An experiment on a Bird in the Air Pump, 1768
Joseph Wright of Derby (1737-1797)
Oil on canvas
183 x 244 cm.
National Gallery, London
We got a catalog in today about Darwin, natural science and the visual arts and I started looking for art with connections to science (and started up a bibliography of it for a display at the library :). After a bit of searching, I remembered this wonderful painting by Joseph Wright (and happily remembered his name, though not the title despite its straightforwardness).
While my mind made direct connections to science, science may only serve as a cursory subject base for the painting as a whole. Everyone is watching a man demonstrate the air pump, but Wright's focus is on emotion and mood and style (the pump had been invented in previous century). The nighttime setting enables Wright to use very strong chiaroscuro (light-dark) to create dramatic affect. The people crowded around the demonstration have a wide range of reactions to the spectacle, fascination, horror, boredom, contemplation, all stemming from the same centralized source.
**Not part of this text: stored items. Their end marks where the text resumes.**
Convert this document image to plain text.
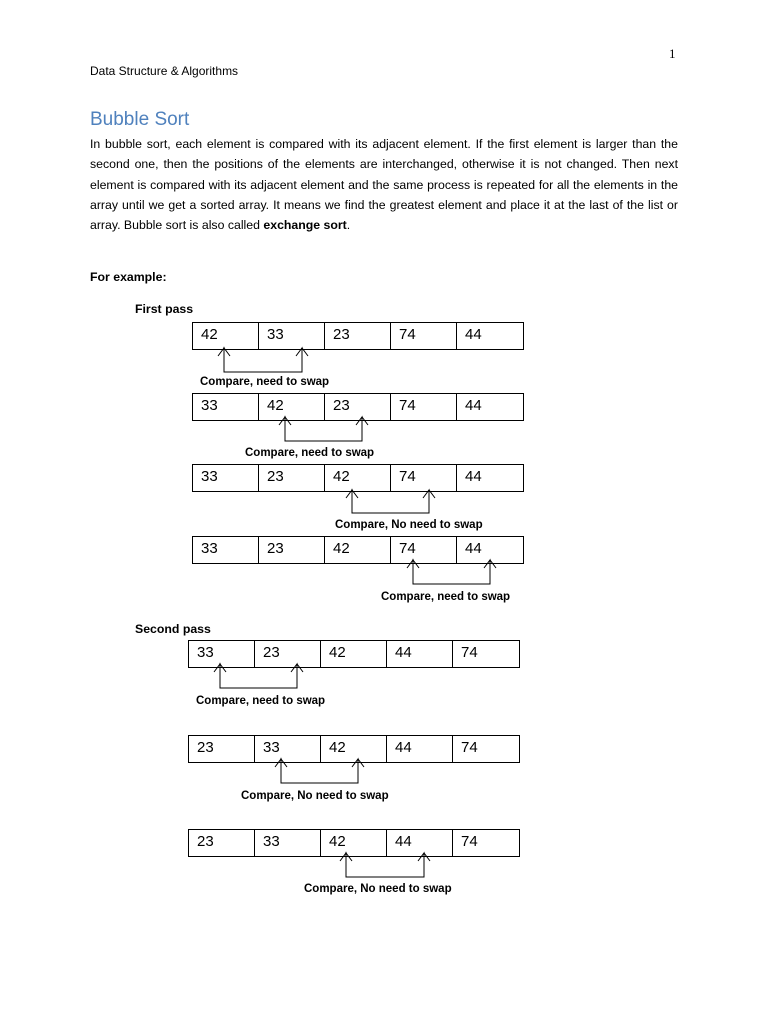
1
Data Structure & Algorithms
Bubble Sort

In bubble sort, each element is compared with its adjacent element. If the first element is larger than the second one, then the positions of the elements are interchanged, otherwise it is not changed. Then next element is compared with its adjacent element and the same process is repeated for all the elements in the array until we get a sorted array. It means we find the greatest element and place it at the last of the list or array. Bubble sort is also called exchange sort.

For example:
First pass
42	33	23	74	44
Compare, need to swap
33	42	23	74	44
Compare, need to swap
33	23	42	74	44
Compare, No need to swap
33	23	42	74	44
Compare, need to swap
Second pass
33	23	42	44	74
Compare, need to swap
23	33	42	44	74
Compare, No need to swap
23	33	42	44	74
Compare, No need to swap
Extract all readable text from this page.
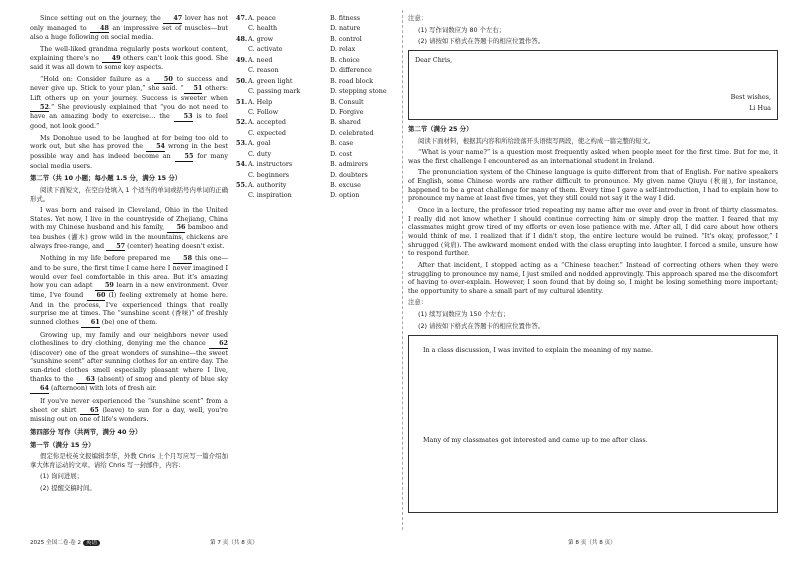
Since setting out on the journey, the 47 lover has not only managed to 48 an impressive set of muscles—but also a huge following on social media.

The well-liked grandma regularly posts workout content, explaining there's no 49 others can't look this good. She said it was all down to some key aspects.

“Hold on: Consider failure as a 50 to success and never give up. Stick to your plan,” she said. “ 51 others: Lift others up on your journey. Success is sweeter when 52.” She previously explained that “you do not need to have an amazing body to exercise… the 53 is to feel good, not look good.”

Ms Donohue used to be laughed at for being too old to work out, but she has proved the 54 wrong in the best possible way and has indeed become an 55 for many social media users.

第二节（共 10 小题；每小题 1.5 分，满分 15 分）

阅读下面短文，在空白处填入 1 个适当的单词或括号内单词的正确形式。

I was born and raised in Cleveland, Ohio in the United States. Yet now, I live in the countryside of Zhejiang, China with my Chinese husband and his family, 56 bamboo and tea bushes (灌木) grow wild in the mountains, chickens are always free-range, and 57 (center) heating doesn't exist.

Nothing in my life before prepared me 58 this one—and to be sure, the first time I came here I never imagined I would ever feel comfortable in this area. But it's amazing how you can adapt 59 learn in a new environment. Over time, I've found 60 (I) feeling extremely at home here. And in the process, I've experienced things that really surprise me at times. The “sunshine scent (香味)” of freshly sunned clothes 61 (be) one of them.

Growing up, my family and our neighbors never used clotheslines to dry clothing, denying me the chance 62 (discover) one of the great wonders of sunshine—the sweet “sunshine scent” after sunning clothes for an entire day. The sun-dried clothes smell especially pleasant where I live, thanks to the 63 (absent) of smog and plenty of blue sky 64 (afternoon) with lots of fresh air.

If you've never experienced the “sunshine scent” from a sheet or shirt 65 (leave) to sun for a day, well, you're missing out on one of life's wonders.

第四部分 写作（共两节，满分 40 分）
第一节（满分 15 分）

假定你是校英文报编辑李华，外教 Chris 上个月写应写一篇介绍加拿大体育运动的文章。请给 Chris 写一封邮件，内容：

(1) 询问进展；

(2) 提醒交稿时间。

47. A. peace	B. fitness
C. health	D. nature
48. A. grow	B. control
C. activate	D. relax
49. A. need	B. choice
C. reason	D. difference
50. A. green light	B. road block
C. passing mark	D. stepping stone
51. A. Help	B. Consult
C. Follow	D. Forgive
52. A. accepted	B. shared
C. expected	D. celebrated
53. A. goal	B. case
C. duty	D. cost
54. A. instructors	B. admirers
C. beginners	D. doubters
55. A. authority	B. excuse
C. inspiration	D. option

注意：

(1) 写作词数应为 80 个左右；

(2) 请按如下格式在答题卡的相应位置作答。

Dear Chris,
Best wishes,
Li Hua
第二节（满分 25 分）

阅读下面材料，根据其内容和所给段落开头语续写两段，使之构成一篇完整的短文。

“What is your name?” is a question most frequently asked when people meet for the first time. But for me, it was the first challenge I encountered as an international student in Ireland.

The pronunciation system of the Chinese language is quite different from that of English. For native speakers of English, some Chinese words are rather difficult to pronounce. My given name Qiuyu (秋雨), for instance, happened to be a great challenge for many of them. Every time I gave a self-introduction, I had to explain how to pronounce my name at least five times, yet they still could not say it the way I did.

Once in a lecture, the professor tried repeating my name after me over and over in front of thirty classmates. I really did not know whether I should continue correcting him or simply drop the matter. I feared that my classmates might grow tired of my efforts or even lose patience with me. After all, I did care about how others would think of me. I realized that if I didn't stop, the entire lecture would be ruined. “It's okay, professor,” I shrugged (耸肩). The awkward moment ended with the class erupting into laughter. I forced a smile, unsure how to respond further.

After that incident, I stopped acting as a “Chinese teacher.” Instead of correcting others when they were struggling to pronounce my name, I just smiled and nodded approvingly. This approach spared me the discomfort of having to over-explain. However, I soon found that by doing so, I might be losing something more important; the opportunity to share a small part of my cultural identity.

注意：

(1) 续写词数应为 150 个左右；

(2) 请按如下格式在答题卡的相应位置作答。

In a class discussion, I was invited to explain the meaning of my name.
Many of my classmates got interested and came up to me after class.
2025 全国二卷·卷 2 英语	第 7 页（共 8 页）	第 8 页（共 8 页）
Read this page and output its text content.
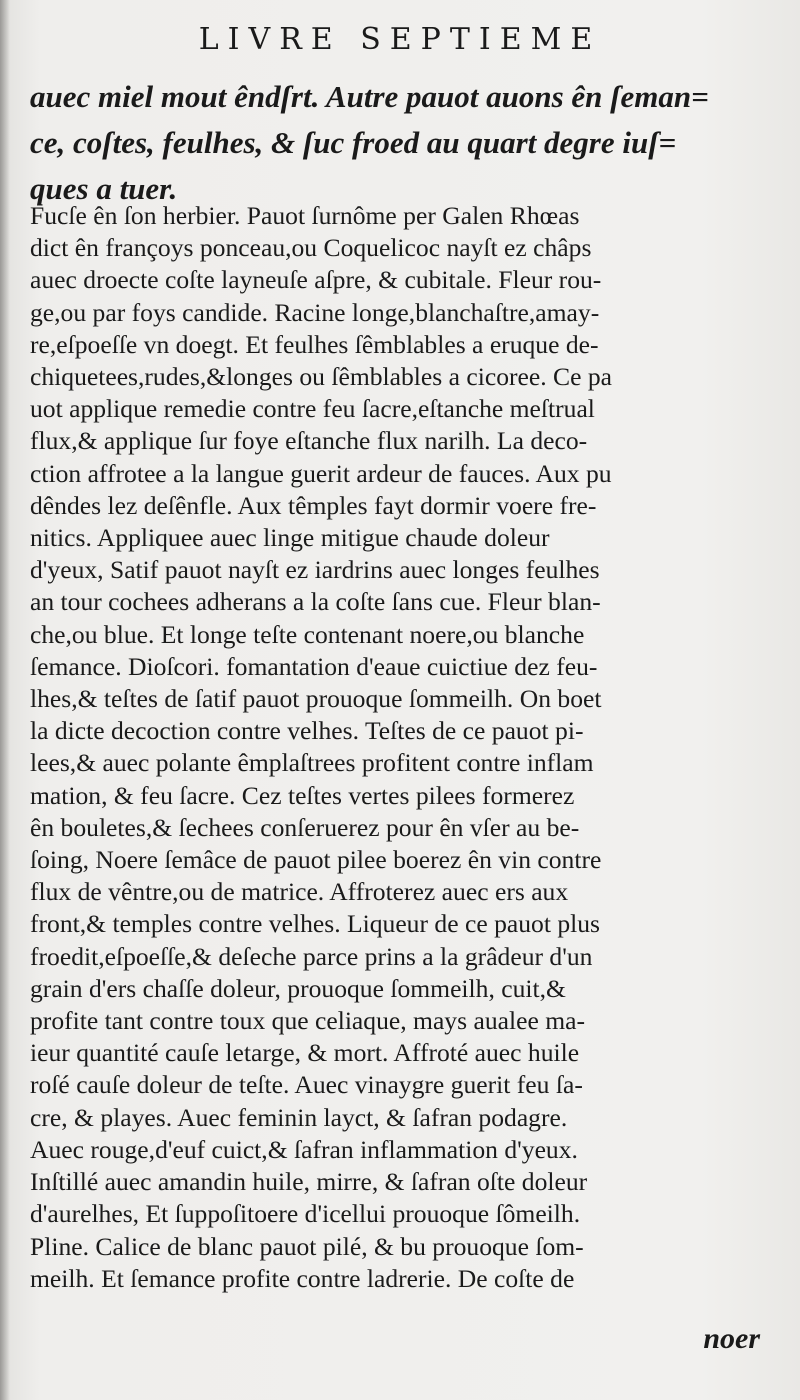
LIVRE SEPTIEME
auec miel mout êndſrt. Autre pauot auons ên ſeman=
ce, coſtes, feulhes, & ſuc froed au quart degre iuſ=
ques a tuer.
Fucſe ên ſon herbier. Pauot ſurnôme per Galen Rhœas
dict ên françoys ponceau,ou Coquelicoc nayſt ez châps
auec droecte coſte layneuſe aſpre, & cubitale. Fleur rou-
ge,ou par foys candide. Racine longe,blanchaſtre,amay-
re,eſpoeſſe vn doegt. Et feulhes ſêmblables a eruque de-
chiquetees,rudes,&longes ou ſêmblables a cicoree. Ce pa
uot applique remedie contre feu ſacre,eſtanche meſtrual
flux,& applique ſur foye eſtanche flux narilh. La deco-
ction affrotee a la langue guerit ardeur de fauces. Aux pu
dêndes lez deſênfle. Aux têmples fayt dormir voere fre-
nitics. Appliquee auec linge mitigue chaude doleur
d'yeux, Satif pauot nayſt ez iardrins auec longes feulhes
an tour cochees adherans a la coſte ſans cue. Fleur blan-
che,ou blue. Et longe teſte contenant noere,ou blanche
ſemance. Dioſcori. fomantation d'eaue cuictiue dez feu-
lhes,& teſtes de ſatif pauot prouoque ſommeilh. On boet
la dicte decoction contre velhes. Teſtes de ce pauot pi-
lees,& auec polante êmplaſtrees profitent contre inflam
mation, & feu ſacre. Cez teſtes vertes pilees formerez
ên bouletes,& ſechees conſeruerez pour ên vſer au be-
ſoing, Noere ſemâce de pauot pilee boerez ên vin contre
flux de vêntre,ou de matrice. Affroterez auec ers aux
front,& temples contre velhes. Liqueur de ce pauot plus
froedit,eſpoeſſe,& deſeche parce prins a la grâdeur d'un
grain d'ers chaſſe doleur, prouoque ſommeilh, cuit,&
profite tant contre toux que celiaque, mays aualee ma-
ieur quantité cauſe letarge, & mort. Affroté auec huile
roſé cauſe doleur de teſte. Auec vinaygre guerit feu ſa-
cre, & playes. Auec feminin layct, & ſafran podagre.
Auec rouge,d'euf cuict,& ſafran inflammation d'yeux.
Inſtillé auec amandin huile, mirre, & ſafran oſte doleur
d'aurelhes, Et ſuppoſitoere d'icellui prouoque ſômeilh.
Pline. Calice de blanc pauot pilé, & bu prouoque ſom-
meilh. Et ſemance profite contre ladrerie. De coſte de
noer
This is the most well-known painting of Wright's, inspiring discussion of morality, science and enlightenment. Note that if you link to the image on the nga website you can access some awesome zooming capabilities.
I shared something from the fantastic Transcriptions LFS Shorts collaborative project at the National Gallery, London in a previous post and discovered Transcriptions: Animation this time around (there are also a couple of short films connected to this painting). I can't embed the animation but I highly recommend linking over to the website to see The Poison Tree inspired by Wright's painting. I get very excited when I discover all the wonderful collaborations happening between museums and schools, museums are still often a fantastic world of untapped possibilities, so much innovation still awaits!